Eccellenza: a Rovigo vince ancora Calvisano, le Fiamme Oro cadono in casa
I bresciani espugnano per la seconda volta in stagione il Battaglini. Continua a stupire San Donà, Mogliano ok con la Lazio
ph. Tommaso Del Panta
Si sono giocate le prime tre partite della quarta giornata del massimo campionato Nazionale di Eccellenza, che prosegue con le sfide Lyons Piacenza-Petrarca e Viadana-Reggio Emilia in programma domenica.
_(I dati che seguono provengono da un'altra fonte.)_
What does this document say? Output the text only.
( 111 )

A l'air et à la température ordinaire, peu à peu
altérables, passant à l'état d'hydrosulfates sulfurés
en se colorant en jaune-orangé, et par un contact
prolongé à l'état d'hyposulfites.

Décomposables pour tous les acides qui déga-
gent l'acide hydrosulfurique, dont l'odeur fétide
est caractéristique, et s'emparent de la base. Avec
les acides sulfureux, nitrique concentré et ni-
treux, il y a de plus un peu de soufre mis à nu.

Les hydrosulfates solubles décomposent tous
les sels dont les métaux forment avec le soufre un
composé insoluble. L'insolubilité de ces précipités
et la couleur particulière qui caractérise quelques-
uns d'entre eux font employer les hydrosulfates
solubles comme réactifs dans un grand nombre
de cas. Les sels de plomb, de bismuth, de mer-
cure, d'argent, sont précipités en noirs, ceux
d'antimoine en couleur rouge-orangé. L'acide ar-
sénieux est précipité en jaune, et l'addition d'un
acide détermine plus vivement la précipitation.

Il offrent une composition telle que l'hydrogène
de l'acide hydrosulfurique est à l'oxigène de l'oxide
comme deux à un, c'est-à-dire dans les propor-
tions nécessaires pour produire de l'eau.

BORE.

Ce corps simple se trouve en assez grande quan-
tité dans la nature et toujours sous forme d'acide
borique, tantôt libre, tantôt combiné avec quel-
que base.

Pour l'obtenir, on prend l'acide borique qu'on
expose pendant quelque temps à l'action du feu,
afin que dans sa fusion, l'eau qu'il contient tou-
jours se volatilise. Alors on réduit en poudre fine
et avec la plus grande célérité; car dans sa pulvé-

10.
Rovigo-Calvisano: il secondo round stagionale tra le finaliste degli ultimi tre campionati va ancora ai bresciani, che bissano la vittoria ottenuta in Qualifying Competition. Al Battaglini, a marcare in maniera pesante per primi sono i gialloneri con Giammarioli, al 26′ i padroni di casa vanno avanti con McCann (Calvisano in 14 per giallo a Cavalieri) ma sul finire del primo tempo la meta di Andreotti e il drop di Novillo (Rovigo in 14 per giallo a Parker) permettono ai calvini di allungare sull’11-16. Nella ripresa i Bersaglieri restano a bocca asciutta, mentre gli ospiti spaccano la partita all’ora di gioco con la meta di Paz. Finisce 11-26.
Fiamme Oro-San Donà: le due squadre si dividono il primo tempo, con i veneti sul 0-10 dopo 14′ (meta di Derbyshire più piede di Ambrosini) e i padroni di casa a pareggiare i conti già al 25′ grazie a Duca e Buscema. Nella ripresa a spezzare l’equilibrio è un piazzato di Ambrosini che decide il match. Finisce 10-13; per gli uomini di Casellato terza sconfitta consecutiva, mentre San Donà conferma la propria imbattibilità e vince la terza partita su quattro.
Mogliano-Lazio: il primo tempo al Quaggia è pirotecnico. Dopo 5′ i romani sono sullo 0-14 con le mete di Alvarado e Ferrini, ma al 20′ Mogliano ha già pareggiato con Riccioli e Nicotera. I capitolini marcano ancora con Cioffi, ma nel giro di tre minuti due mete di Corazzi e Fabi mandano le squadre al riposo sul 26-19. Nella ripresa una meta di Lamar riporta a contatto gli ospiti, ma un drop di Almela li allontana definitivamente per il 32-26 finale.